Samba and ShellCheck

Martin Schwenke martin at meltin.net
Tue Aug 23 08:02:43 UTC 2022


Hi Andreas,

On Tue, 23 Aug 2022 07:50:24 +0200, Andreas Schneider via
samba-technical <samba-technical at lists.samba.org> wrote:

> for Samba master we have ShellCheck with error level in place now. It will 
> check that our scripts are error free!

Yay!

That probably isn't true for CTDB, but we are gradually improving things.

> The next step would be to move ShellCheck to warning level and this will be 
> quite some work.

Yep!

> But first we need to discuss something.
> 
> If I run ShellCheck in warning level:
> 
> ./script/check-shell-scripts.sh $(pwd) warning
> 
> The warning I see most of the time is:
> 
> warning: In POSIX sh, 'local' is undefined. [SC3043]

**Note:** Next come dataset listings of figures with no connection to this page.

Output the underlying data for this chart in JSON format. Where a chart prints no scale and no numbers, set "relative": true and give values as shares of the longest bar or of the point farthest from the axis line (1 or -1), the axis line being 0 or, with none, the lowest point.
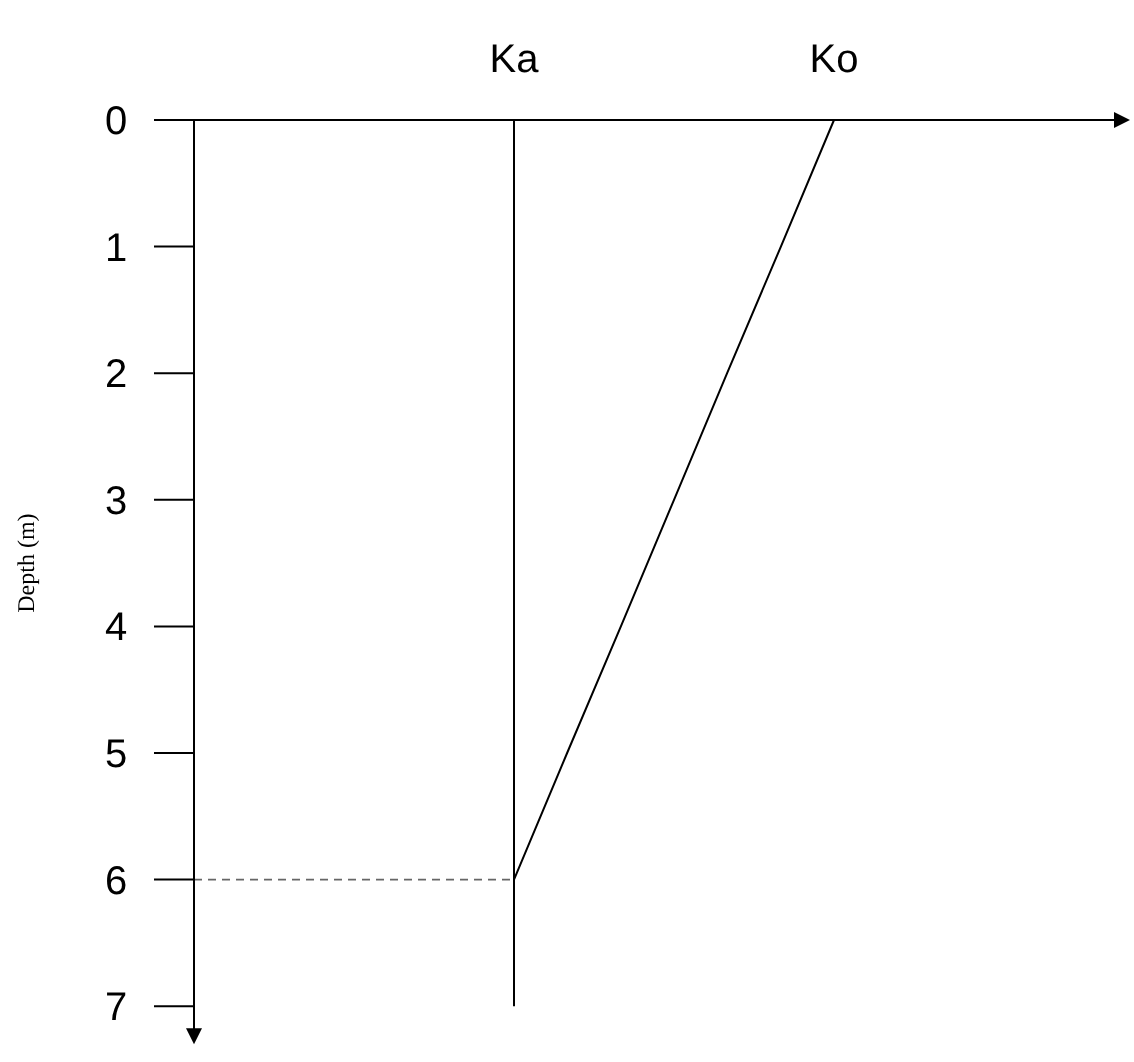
{
  "chart_data": {
    "type": "line",
    "orientation": "horizontal",
    "relative": true,
    "ylabel": "Depth (m)",
    "categories": [
      "0",
      "1",
      "2",
      "3",
      "4",
      "5",
      "6",
      "7"
    ],
    "tick_labels": "y",
    "grid": false,
    "marker": "none",
    "line_style": "solid",
    "series": [
      {
        "name": "Ka",
        "color": "#000000",
        "values": [
          0.5,
          0.5,
          0.5,
          0.5,
          0.5,
          0.5,
          0.5,
          0.5
        ]
      },
      {
        "name": "Ko",
        "color": "#000000",
        "values": [
          1,
          0.917,
          0.833,
          0.75,
          0.667,
          0.583,
          0.5,
          null
        ]
      }
    ],
    "ref_lines": [
      {
        "axis": "y",
        "value": "6",
        "color": "#666666",
        "line_style": "dashed"
      }
    ]
  }
}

This is why I never use local in /bin/sh scripts.  It has never made it
into POSIX.  I suspect the reason is that different shells implemented
different semantics.  For example:

  local foo=$(example --command)

I think local in bash eats the exit code of the subshell.  Other shells
may implement it differently.

I use an "excellent" convention for local variables in /bin/sh scripts,
specially designed to reduce readability.  ;-)  I prefix any local
variable with '_'.  However, it makes no semantic difference, it just
acts as a hint.

> Why do do we use POSIX shell (#/bin/sh) for the majority of our tests (we also 
> have scripts with #!/bin/bash)?

For portability.  I would encourage anyone writing scripts that do not
need bash features to use /bin/sh instead.

In CTDB we have switched our bash scripts (we definitely have some)
to use

  #!/usr/bin/env bash

so they have a chance of working on platforms without /bin/bash.